„Das ist richtig, richtig komisch, Leute. Egal, wo ich hinziehe oder einziehe. Als allererstes habe ich immer mal einen Wasserschaden. Ich weiß nicht, was das für eine Bedeutung hat, aber es klebt an mir, dieser Fluch.“ Diese Worte von Lena Gercke, direkt aus ihrem frisch bezogenen Berliner Traumhaus, offenbaren mehr als nur ein technisches Problem. Für die 38-Jährige und ihren Partner Dustin Schöne (40), die erst kürzlich mit ihren beiden Töchtern umzogen, ist der Wasserschaden nach heftigen Sommergewittern ein denkbar schlechter Start.
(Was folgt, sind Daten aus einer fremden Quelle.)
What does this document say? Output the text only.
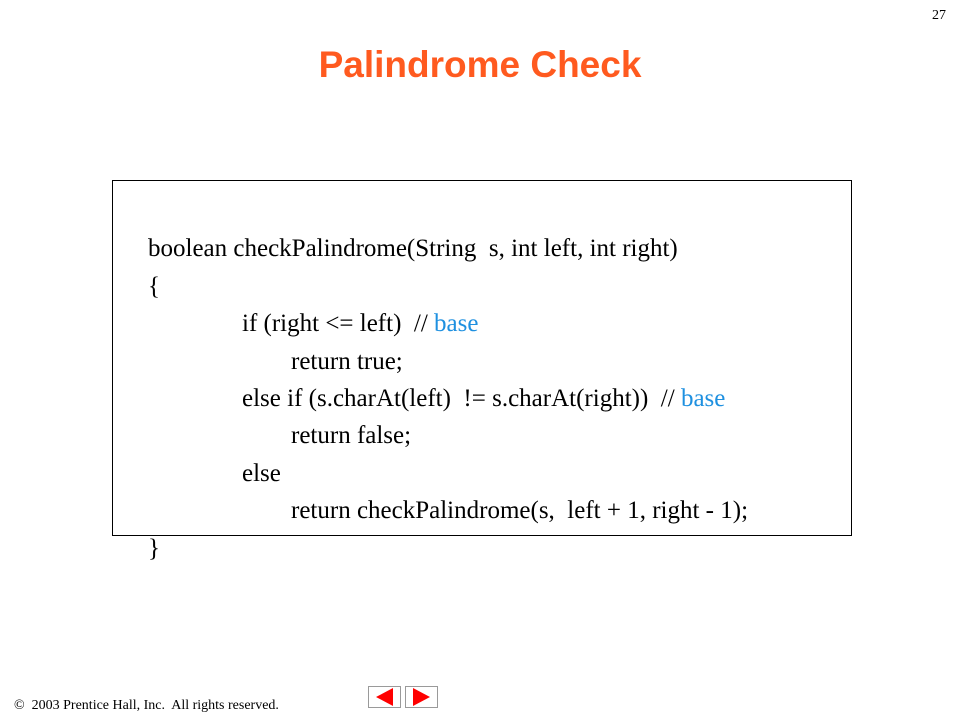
27
Palindrome Check

boolean checkPalindrome(String  s, int left, int right)

{

if (right <= left)  // base

return true;

else if (s.charAt(left)  != s.charAt(right))  // base

return false;

else

return checkPalindrome(s,  left + 1, right - 1);

}

©  2003 Prentice Hall, Inc.  All rights reserved.
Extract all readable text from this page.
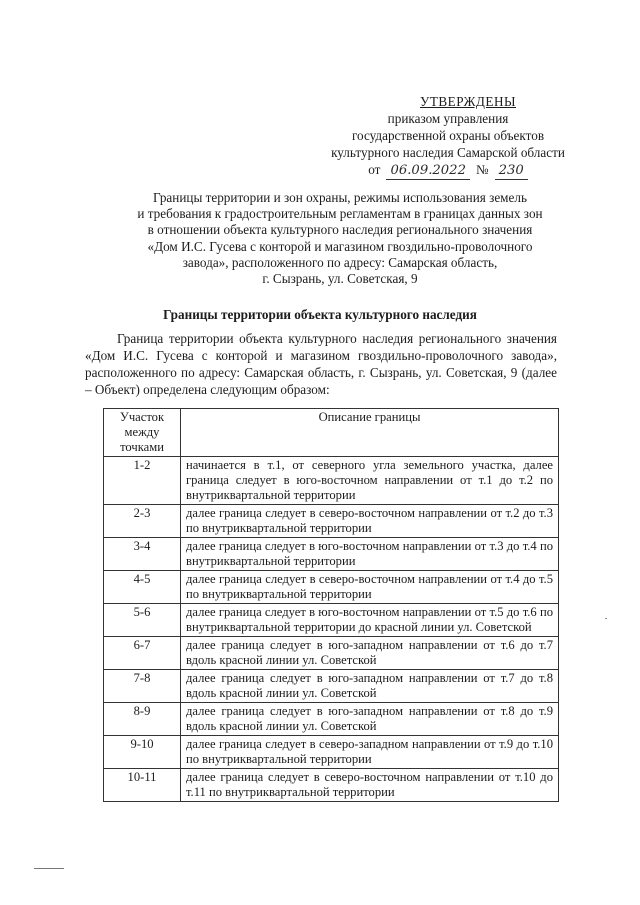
УТВЕРЖДЕНЫ
приказом управления
государственной охраны объектов
культурного наследия Самарской области
от 06.09.2022 № 230
Границы территории и зон охраны, режимы использования земель
и требования к градостроительным регламентам в границах данных зон
в отношении объекта культурного наследия регионального значения
«Дом И.С. Гусева с конторой и магазином гвоздильно-проволочного
завода», расположенного по адресу: Самарская область,
г. Сызрань, ул. Советская, 9
Границы территории объекта культурного наследия
Граница территории объекта культурного наследия регионального значения «Дом И.С. Гусева с конторой и магазином гвоздильно-проволочного завода», расположенного по адресу: Самарская область, г. Сызрань, ул. Советская, 9 (далее – Объект) определена следующим образом:
Участок между точками	Описание границы
1-2	начинается в т.1, от северного угла земельного участка, далее граница следует в юго-восточном направлении от т.1 до т.2 по внутриквартальной территории
2-3	далее граница следует в северо-восточном направлении от т.2 до т.3 по внутриквартальной территории
3-4	далее граница следует в юго-восточном направлении от т.3 до т.4 по внутриквартальной территории
4-5	далее граница следует в северо-восточном направлении от т.4 до т.5 по внутриквартальной территории
5-6	далее граница следует в юго-восточном направлении от т.5 до т.6 по внутриквартальной территории до красной линии ул. Советской
6-7	далее граница следует в юго-западном направлении от т.6 до т.7 вдоль красной линии ул. Советской
7-8	далее граница следует в юго-западном направлении от т.7 до т.8 вдоль красной линии ул. Советской
8-9	далее граница следует в юго-западном направлении от т.8 до т.9 вдоль красной линии ул. Советской
9-10	далее граница следует в северо-западном направлении от т.9 до т.10 по внутриквартальной территории
10-11	далее граница следует в северо-восточном направлении от т.10 до т.11 по внутриквартальной территории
Die Reality-Ikone, bekannt seit ihrem Sieg bei „Germany's Next Topmodel“ 2006, inszeniert das Unglück selbst als wiederkehrendes Schicksal, das an ihrem Image als Perfektionistin kratzt.
Der aktuelle Schaden im neuen Eigenheim ist nicht das erste Mal, dass Gercke mit den Tücken des feuchten Elements ringt. Bereits im Dezember 2025 traf es sie während der Renovierungsarbeiten, als Handwerker versehentlich die Fußbodenheizung anbohrten und das Badezimmer unter Wasser setzten. Was als humorvolle Anekdote auf Instagram begann – „Und dabei liebe ich doch Sommerregen... nur nicht im Haus“ – entwickelt sich nun zu einer öffentlichen Erzählung über einen persönlichen „Fluch“. Diese wiederholten Rückschläge könnten das sorgfältig gepflegte Bild der stets souveränen Powerfrau ins Wanken bringen und zeigen eine verletzlichere Seite, die ihre Fans nahbar finden.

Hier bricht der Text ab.